A Benchmark of State-Space Models vs. Transformers and BiLSTM-based Models for Historical Newspaper OCR

arXiv:2604.00725v2 Announce Type: replace-cross Abstract: End-to-end OCR for historical newspapers remains challenging, as models must handle long text sequences, degraded print quality, and complex layouts. While Transformer-based recognizers dominate current research, their quadratic complexity limits efficient paragraph-level transcription and large-scale deployment. We investigate linear-time State-Space Models (SSMs), specifically Mamba, as a scalable alternative to Transformer-based sequence modeling for OCR. We present to our knowledge, the first OCR architecture based on SSMs, combinin
The proliferation of digital archives and the limitations of current Transformer-based OCR models for historical documents are creating a demand for more efficient and scalable solutions.
This development could significantly improve the accessibility and analysis of vast amounts of historical data, impacting fields from humanities research to AI training data.

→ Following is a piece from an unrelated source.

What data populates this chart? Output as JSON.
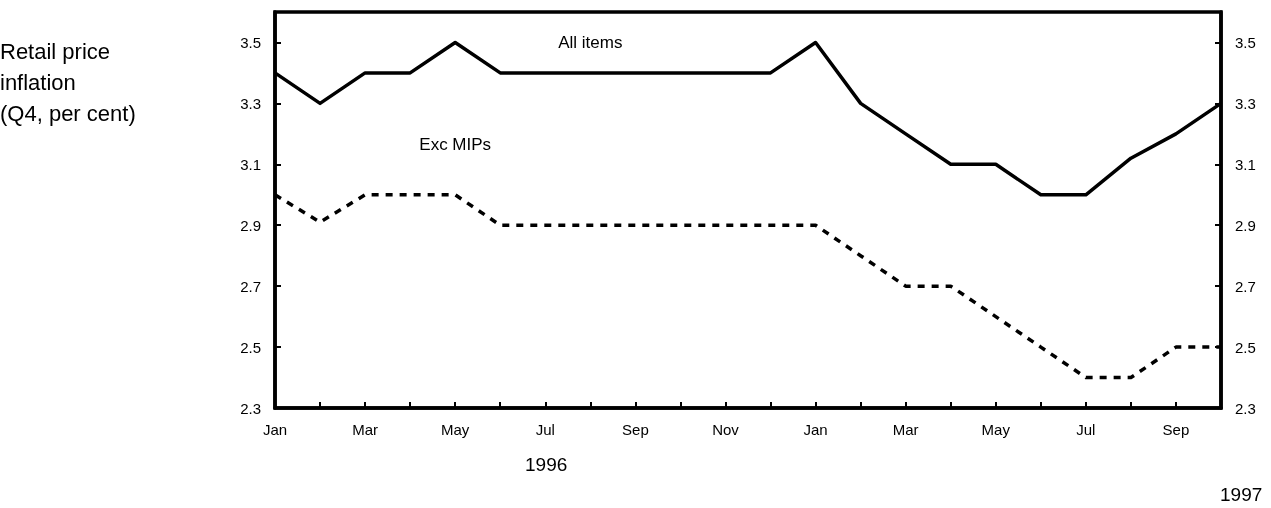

The adoption of State-Space Models (SSMs) like Mamba introduces a new paradigm for sequence modeling in OCR, potentially replacing the computationally intensive Transformer architecture for certain applications.
- · AI researchers (SSMs)
- · Archivists & Historians
- · Digital Humanities
- · Data Infrastructure Providers
- · Legacy OCR software vendors
- · Transformer-centric AI research (for specific tasks)
State-Space Models (SSMs) gain traction as an efficient alternative to Transformers for long sequence processing in AI.
Improved OCR for historical documents leads to new insights and applications across various domains, accelerating data digitization efforts.
The reduced computational cost of SSMs contributes to more distributed and energy-efficient AI models, impacting the compute supply chain and energy footprint of AI.